Cascade Mall
- Location: Burlington, Washington, United States
- Coordinates: 48°27′44″N 122°20′21″W﻿ / ﻿48.46221°N 122.33929°W
- Address: 201 Cascade Mall Drive
- Opened: 1989
- Closed: June 30, 2020
- Developer: Winmar
- Owner: Burlington Investment Properties
- Stores: 50+ (7 open)
- Anchor tenants: 6 (2 open, 4 vacant)
- Floor area: 595,000 square feet (55,000 m^{2})
- Floors: 1 (2 in AMC Theatres)

= Cascade Mall =

Cascade Mall is a shopping mall in Burlington, Washington, United States that formerly had an interior walkway. Opened in November 1989, the mall's anchor stores are AMC Theatres and TJ Maxx. There are 4 vacant anchor stores that were once 2 Macy's stores, Sears, and JCPenney. Macerich owned the property before selling it to Merlone Geier Partners in January 2017. The mall permanently closed on June 30, 2020, due to the COVID-19 pandemic in Washington. Some stores will be allowed to stay open if they provide essential services, including those on the outer perimeter. As of 2024, the Cascade Mall has been renamed into the Burlington Gallery.

==History==
Cascade Mall was built in 1989 by Winmar Company. Its original anchor stores were JCPenney, The Bon Marché, Troutman's Emporium, and Sears.

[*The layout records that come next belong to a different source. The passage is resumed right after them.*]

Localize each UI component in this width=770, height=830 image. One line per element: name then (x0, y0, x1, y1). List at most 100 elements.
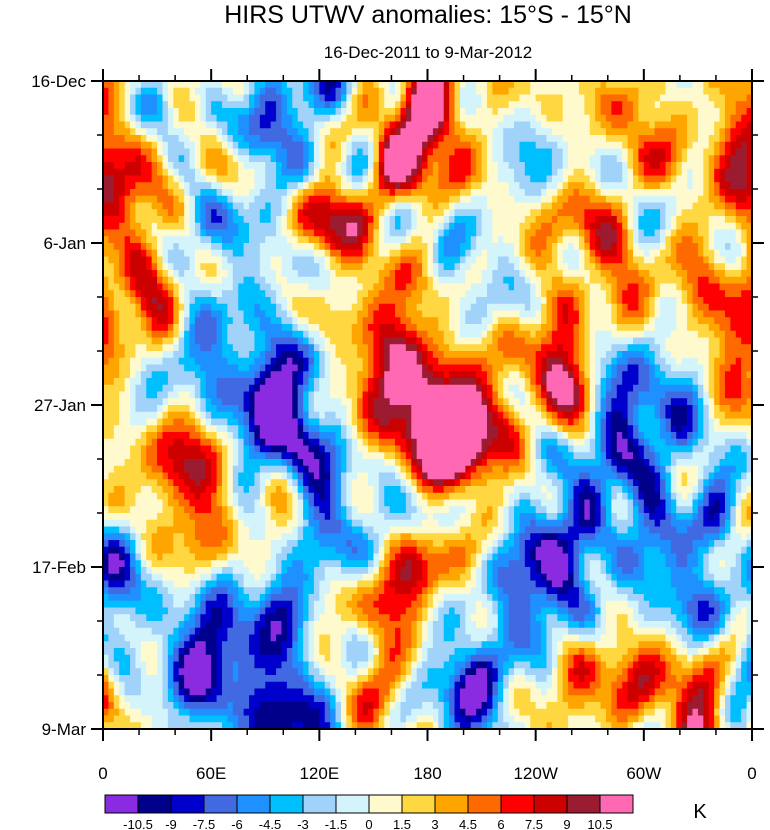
field-cell (546, 283, 553, 291)
field-cell (605, 189, 612, 197)
field-cell (130, 351, 137, 359)
field-cell (395, 94, 402, 102)
field-cell (184, 148, 191, 156)
field-cell (427, 283, 434, 291)
field-cell (438, 310, 445, 318)
field-cell (146, 229, 153, 237)
field-cell (297, 81, 304, 89)
field-cell (584, 195, 591, 204)
field-cell (654, 87, 661, 96)
field-cell (741, 114, 748, 123)
field-cell (611, 162, 618, 170)
field-cell (281, 297, 288, 305)
field-cell (167, 222, 174, 231)
field-cell (335, 94, 342, 102)
field-cell (589, 351, 596, 359)
field-cell (660, 324, 667, 332)
field-cell (281, 290, 288, 298)
field-cell (140, 209, 147, 217)
field-cell (627, 162, 634, 170)
field-cell (205, 310, 212, 318)
field-cell (427, 290, 434, 298)
field-cell (119, 310, 126, 318)
field-cell (497, 236, 504, 244)
field-cell (205, 87, 212, 96)
field-cell (584, 324, 591, 332)
field-cell (286, 148, 293, 156)
field-cell (395, 162, 402, 170)
field-cell (551, 101, 558, 109)
field-cell (389, 290, 396, 298)
field-cell (605, 344, 612, 352)
field-cell (654, 175, 661, 183)
field-cell (254, 330, 261, 339)
field-cell (530, 297, 537, 305)
field-cell (459, 101, 466, 109)
field-cell (270, 141, 277, 150)
field-cell (584, 297, 591, 305)
field-cell (443, 81, 450, 89)
field-cell (546, 135, 553, 143)
field-cell (735, 209, 742, 217)
field-cell (714, 229, 721, 237)
field-cell (297, 141, 304, 150)
field-cell (313, 108, 320, 116)
field-cell (443, 337, 450, 345)
field-cell (281, 175, 288, 183)
field-cell (681, 175, 688, 183)
field-cell (103, 162, 110, 170)
field-cell (189, 182, 196, 190)
field-cell (568, 317, 575, 325)
field-cell (238, 108, 245, 116)
field-cell (227, 101, 234, 109)
field-cell (714, 317, 721, 325)
field-cell (108, 175, 115, 183)
field-cell (476, 297, 483, 305)
field-cell (605, 290, 612, 298)
field-cell (286, 249, 293, 258)
field-cell (497, 121, 504, 129)
field-cell (497, 357, 504, 366)
field-cell (492, 189, 499, 197)
field-cell (703, 101, 710, 109)
field-cell (335, 175, 342, 183)
field-cell (384, 148, 391, 156)
field-cell (573, 303, 580, 312)
field-cell (232, 195, 239, 204)
field-cell (340, 101, 347, 109)
field-cell (130, 337, 137, 345)
field-cell (546, 141, 553, 150)
field-cell (741, 283, 748, 291)
field-cell (227, 175, 234, 183)
field-cell (368, 276, 375, 285)
field-cell (578, 155, 585, 163)
field-cell (746, 81, 753, 89)
field-cell (373, 182, 380, 190)
field-cell (719, 175, 726, 183)
field-cell (205, 317, 212, 325)
field-cell (573, 182, 580, 190)
field-cell (265, 81, 272, 89)
field-cell (459, 141, 466, 150)
field-cell (578, 351, 585, 359)
field-cell (254, 195, 261, 204)
field-cell (297, 357, 304, 366)
field-cell (216, 243, 223, 251)
field-cell (178, 344, 185, 352)
field-cell (254, 141, 261, 150)
field-cell (357, 108, 364, 116)
field-cell (411, 202, 418, 210)
field-cell (687, 135, 694, 143)
field-cell (259, 222, 266, 231)
field-cell (276, 243, 283, 251)
field-cell (400, 128, 407, 136)
field-cell (514, 344, 521, 352)
field-cell (730, 182, 737, 190)
field-cell (735, 114, 742, 123)
field-cell (638, 135, 645, 143)
field-cell (324, 209, 331, 217)
field-cell (530, 290, 537, 298)
field-cell (313, 135, 320, 143)
field-cell (189, 317, 196, 325)
field-cell (443, 229, 450, 237)
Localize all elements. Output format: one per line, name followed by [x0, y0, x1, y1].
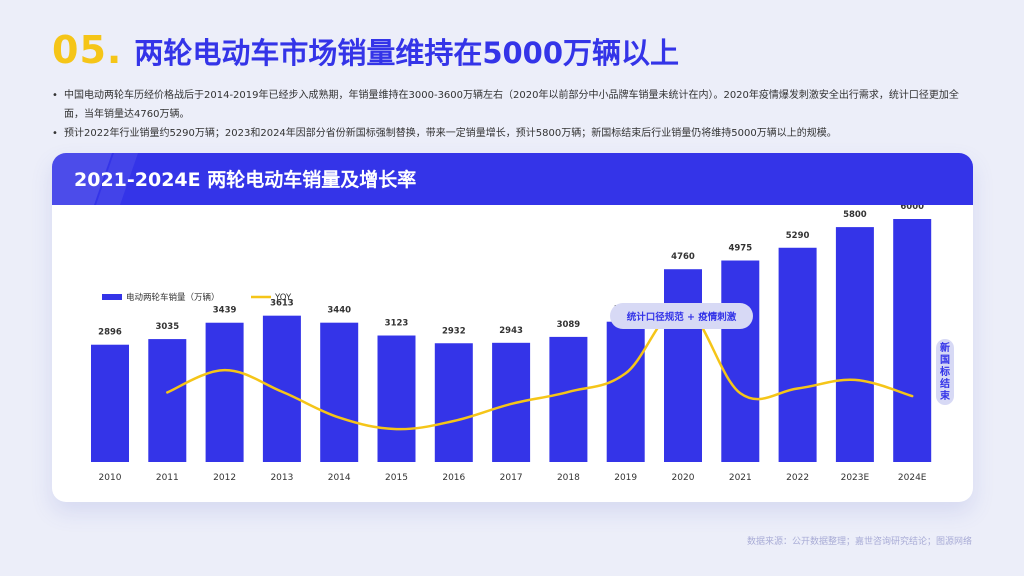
x-tick-label: 2015 — [385, 473, 408, 483]
x-tick-label: 2023E — [841, 473, 870, 483]
x-tick-label: 2017 — [500, 473, 523, 483]
bullet-item: 预计2022年行业销量约5290万辆；2023和2024年因部分省份新国标强制替… — [52, 124, 974, 143]
legend-swatch-bar — [102, 294, 122, 300]
annotation-text: 统计口径规范 + 疫情刺激 — [627, 311, 737, 323]
annotation-text-vertical: 新国标结束 — [939, 341, 951, 402]
bar — [606, 321, 645, 462]
data-label: 3123 — [385, 319, 409, 329]
x-tick-label: 2012 — [213, 473, 236, 483]
bar — [148, 339, 187, 462]
bullet-item: 中国电动两轮车历经价格战后于2014-2019年已经步入成熟期，年销量维持在30… — [52, 86, 974, 124]
bar — [778, 247, 817, 462]
chart: 2896 2010 3035 2011 3439 2012 3613 2013 3440 2014… — [91, 205, 954, 483]
x-tick-label: 2020 — [672, 473, 695, 483]
bar — [893, 219, 932, 462]
x-tick-label: 2022 — [786, 473, 809, 483]
page-title: 05. 两轮电动车市场销量维持在5000万辆以上 — [52, 28, 679, 72]
bar — [205, 322, 244, 462]
bar — [492, 342, 531, 462]
legend-label: YOY — [274, 293, 292, 303]
x-tick-label: 2014 — [328, 473, 351, 483]
card-title: 2021-2024E 两轮电动车销量及增长率 — [74, 169, 417, 191]
data-label: 3035 — [155, 322, 179, 332]
x-tick-label: 2024E — [898, 473, 927, 483]
data-label: 5800 — [843, 210, 867, 220]
bar — [835, 227, 874, 462]
data-label: 2932 — [442, 326, 466, 336]
x-tick-label: 2021 — [729, 473, 752, 483]
annotation-pill — [610, 303, 753, 329]
bar — [549, 336, 588, 462]
bar — [434, 343, 473, 462]
legend-label: 电动两轮车销量（万辆） — [126, 292, 220, 303]
bar — [91, 344, 129, 462]
annotation-pill-vertical — [936, 339, 954, 405]
card-header — [52, 153, 973, 205]
x-tick-label: 2011 — [156, 473, 179, 483]
bar — [664, 269, 702, 462]
x-tick-label: 2013 — [270, 473, 293, 483]
bar — [721, 260, 760, 462]
title-text: 两轮电动车市场销量维持在5000万辆以上 — [134, 36, 680, 70]
bar — [320, 322, 359, 462]
data-label: 2896 — [98, 328, 122, 338]
yoy-line — [166, 305, 914, 431]
data-label: 5290 — [786, 231, 810, 241]
bullet-list: 中国电动两轮车历经价格战后于2014-2019年已经步入成熟期，年销量维持在30… — [52, 86, 974, 143]
bar — [377, 335, 416, 462]
data-label: 4760 — [671, 252, 695, 262]
source-note: 数据来源：公开数据整理；嘉世咨询研究结论；图源网络 — [746, 537, 972, 547]
x-tick-label: 2016 — [442, 473, 465, 483]
data-label: 2943 — [499, 326, 523, 336]
title-number: 05. — [52, 28, 123, 72]
data-label: 3440 — [327, 306, 351, 316]
x-tick-label: 2019 — [614, 473, 637, 483]
data-label: 6000 — [900, 205, 924, 212]
data-label: 3089 — [557, 320, 581, 330]
chart-card: 2021-2024E 两轮电动车销量及增长率 2896 2010 3035 2011 3… — [52, 153, 973, 502]
data-label: 4975 — [728, 244, 752, 254]
data-label: 3613 — [270, 299, 294, 309]
x-tick-label: 2010 — [99, 473, 122, 483]
bar — [262, 315, 301, 462]
x-tick-label: 2018 — [557, 473, 580, 483]
data-label: 3439 — [213, 306, 237, 316]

Winmar also built an adjacent strip mall called Cross Court, featuring a Target store. The opening of the mall caused many stores to close in nearby Anacortes. The Emporium store later became a second Bon Marché before both Bon Marché stores were re-branded as Macy's.

In 2012, mall management removed the food court and replaced it with a TJ Maxx.

On October 16, 2014, it was announced that Sears would be closing in January 2015. JCPenney followed suit in 2018. In January 2020, Macy's announced that it would close both of its stores as part of a plan to close 125 stores nationwide, leaving AMC Theatres and TJ Maxx as the only remaining anchor stores left.

Cascade Mall was sold to Merlone Geier Partners in January 2017 for $25 million.

===Mass shooting===

Five people were killed in a mass shooting at the mall on September 23, 2016. The shooter was Arcan Cetin, a 20-year-old immigrant from Turkey.

==Closure and sale==

On June 9, 2020, Cascade Mall announced that it would close permanently as a mall with interior access on June 30, citing the impacts of the COVID-19 pandemic in Washington. The interior is set to close, while exterior-facing tenants will be able to continue to operate. The mall was acquired by Burlington Investment Properties, the owners of the adjacent outlet mall, in April 2023 for $18.5 million. It was rebranded as the Burlington Gallery in 2024 and new tenants were announced with a focus on non-retail uses; these include a church, pickleball club, and restaurants.